Monday, February 20, 2006

The deal

I’m a little late in commenting, but I’ve been asked to give my opinion on the deal between Assembly Speaker John Gard and Governor Jim Doyle regarding the raising of the caps on school choice in Milwaukee by 7,500 students in exchange for a $25 million increase in the SAGE program over two years, with about a third of that money going to the Milwaukee Public Schools. (Yes, I occasionally take requests.)

I think it’s a decent deal for school choice supporters.

I think that reasonably, given a governor from a different party who owes his political existence in part to the teachers’ unions in this state, it was probably the best that Republicans could hope for. Remember, the deadline and the crisis was going to hurt the choice program. Thousands of kids could have found themselves unable to attend the school of their choice this fall. Eliminating the caps completely may have been desirable, and certainly should be the highest priority of the next governor, but it was not a likely outcome of the negotiations.

Missing the deadline may have hurt Doyle with one part of his constituency, African Americans with children in choice schools, but would have enhanced his stature with the teachers’ unions, and they contribute money. So, in a way, Doyle had the pressure of time on his side. However, the attack ads of the school choice side were raising the cost for Doyle to a level that he had to get their ads off the air and the situation under control.

Some have said school choice supporters have accused the governor of wanting to eliminate the program entirely. It’s certainly possible, but who knows what’s in the heart of Governor Jim Doyle? But even absent that evidence, we have evidence enough to convict him of casual indifference to the fates of school children enrolled in the program.

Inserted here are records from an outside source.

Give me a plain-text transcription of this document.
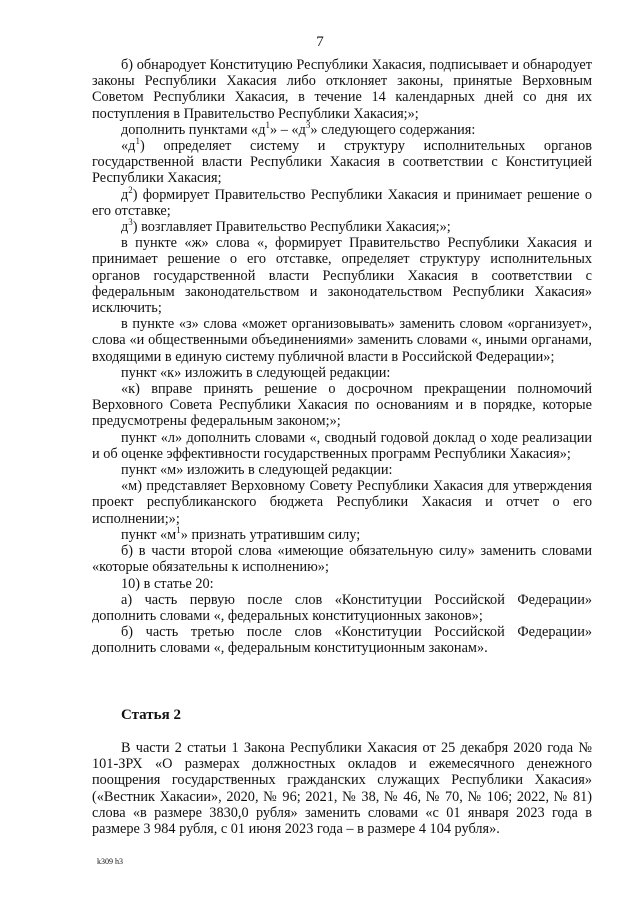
7

б) обнародует Конституцию Республики Хакасия, подписывает и обнародует законы Республики Хакасия либо отклоняет законы, принятые Верховным Советом Республики Хакасия, в течение 14 календарных дней со дня их поступления в Правительство Республики Хакасия;»;

дополнить пунктами «$д^1$» – «$д^3$» следующего содержания:

«$д^1$) определяет систему и структуру исполнительных органов государственной власти Республики Хакасия в соответствии с Конституцией Республики Хакасия;

$д^2$) формирует Правительство Республики Хакасия и принимает решение о его отставке;

$д^3$) возглавляет Правительство Республики Хакасия;»;

в пункте «ж» слова «, формирует Правительство Республики Хакасия и принимает решение о его отставке, определяет структуру исполнительных органов государственной власти Республики Хакасия в соответствии с федеральным законодательством и законодательством Республики Хакасия» исключить;

в пункте «з» слова «может организовывать» заменить словом «организует», слова «и общественными объединениями» заменить словами «, иными органами, входящими в единую систему публичной власти в Российской Федерации»;

пункт «к» изложить в следующей редакции:

«к) вправе принять решение о досрочном прекращении полномочий Верховного Совета Республики Хакасия по основаниям и в порядке, которые предусмотрены федеральным законом;»;

пункт «л» дополнить словами «, сводный годовой доклад о ходе реализации и об оценке эффективности государственных программ Республики Хакасия»;

пункт «м» изложить в следующей редакции:

«м) представляет Верховному Совету Республики Хакасия для утверждения проект республиканского бюджета Республики Хакасия и отчет о его исполнении;»;

пункт «$м^1$» признать утратившим силу;

б) в части второй слова «имеющие обязательную силу» заменить словами «которые обязательны к исполнению»;

10) в статье 20:

а) часть первую после слов «Конституции Российской Федерации» дополнить словами «, федеральных конституционных законов»;

б) часть третью после слов «Конституции Российской Федерации» дополнить словами «, федеральным конституционным законам».

Статья 2

В части 2 статьи 1 Закона Республики Хакасия от 25 декабря 2020 года № 101-ЗРХ «О размерах должностных окладов и ежемесячного денежного поощрения государственных гражданских служащих Республики Хакасия» («Вестник Хакасии», 2020, № 96; 2021, № 38, № 46, № 70, № 106; 2022, № 81) слова «в размере 3830,0 рубля» заменить словами «с 01 января 2023 года в размере 3 984 рубля, с 01 июня 2023 года – в размере 4 104 рубля».

k309 h3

Each deal offered by the governor contained poison pill provisions designed to kill any possible deal. As the public battle waged on, Doyle took to lying about the willingness of school choice supporters to negotiate and lied about his own position as well. Realistically, had the governor stripped his proposals of those provisions unrelated to school choice a compromise may have been reached some time ago. Instead, he took lumps, and deserved them.

I have had the misfortune then of seeing the spin afterwards. The Coriolis Force of Matt Flynn’s statement on Belling & Company yesterday praising the governor for his leadership nearly knocked me off my chair. Reading Folkbum today was a revelation of good partisanship gone bad. Fair enough to lament the tactics of our side, but do you really believe the governor won Friday?

In the end, school choice supporters got most of what they wanted. The governor got a little of what he wanted. But the real winners are the kids.